Sonerila bababudangiriensis

Scientific classification
- Kingdom: Plantae
- Clade: Tracheophytes
- Clade: Angiosperms
- Clade: Eudicots
- Clade: Rosids
- Order: Myrtales
- Family: Melastomataceae
- Genus: Sonerila
- Species: S. bababudangiriensis
- Binomial name: Sonerila bababudangiriensis Karad. & Kakkal.

= Sonerila bababudangiriensis =

- Authority: Karad. & Kakkal.

Species of plant

Sonerila bababudangiriensis is a species of plant endemic to western ghats in India. As of 23 July 2025, the species was not listed by Plants of the World Online.

== Etymology ==
This species of Sonerila is named after its type locality Babubudangiri hills of Karnataka.

== Description ==
This shrub is perennial and grows 8 to 15 cm high. The leaves are 3 to 5 cm in length and 5 to 8 cm long. The leaves are serrate with green color on the top and purple-red underneath.

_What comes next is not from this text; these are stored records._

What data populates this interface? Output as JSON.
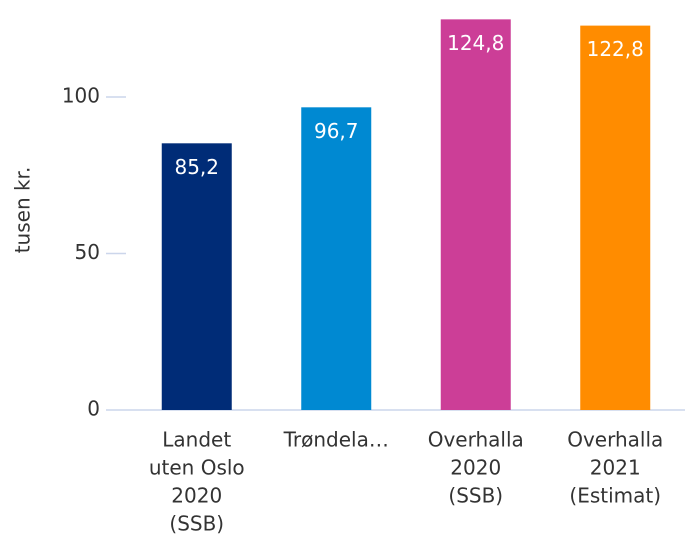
{
  "chart_data": {
    "type": "bar",
    "y_label": "tusen kr.",
    "categories": [
      [
        "Landet",
        "uten Oslo",
        "2020",
        "(SSB)"
      ],
      [
        "Trøndela…"
      ],
      [
        "Overhalla",
        "2020",
        "(SSB)"
      ],
      [
        "Overhalla",
        "2021",
        "(Estimat)"
      ]
    ],
    "values": [
      85.2,
      96.7,
      124.8,
      122.8
    ],
    "value_labels": [
      "85,2",
      "96,7",
      "124,8",
      "122,8"
    ],
    "colors": [
      "#002c77",
      "#0089d2",
      "#cc3e97",
      "#ff8c00"
    ],
    "ylim": [
      0,
      126
    ],
    "yticks": [
      0,
      50,
      100
    ]
  }
}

The flowers are pale pink in color. They can be differentiated by similar looking Sonerila wallichii by combination of relatively smaller leaves, paler flower color and single inflorescence apart from other characteristics. The flowering and fruiting season is from July to October.

This species' conservation status was determined to be Data Deficient as only one population was found from the peak of Bababudangiri hills.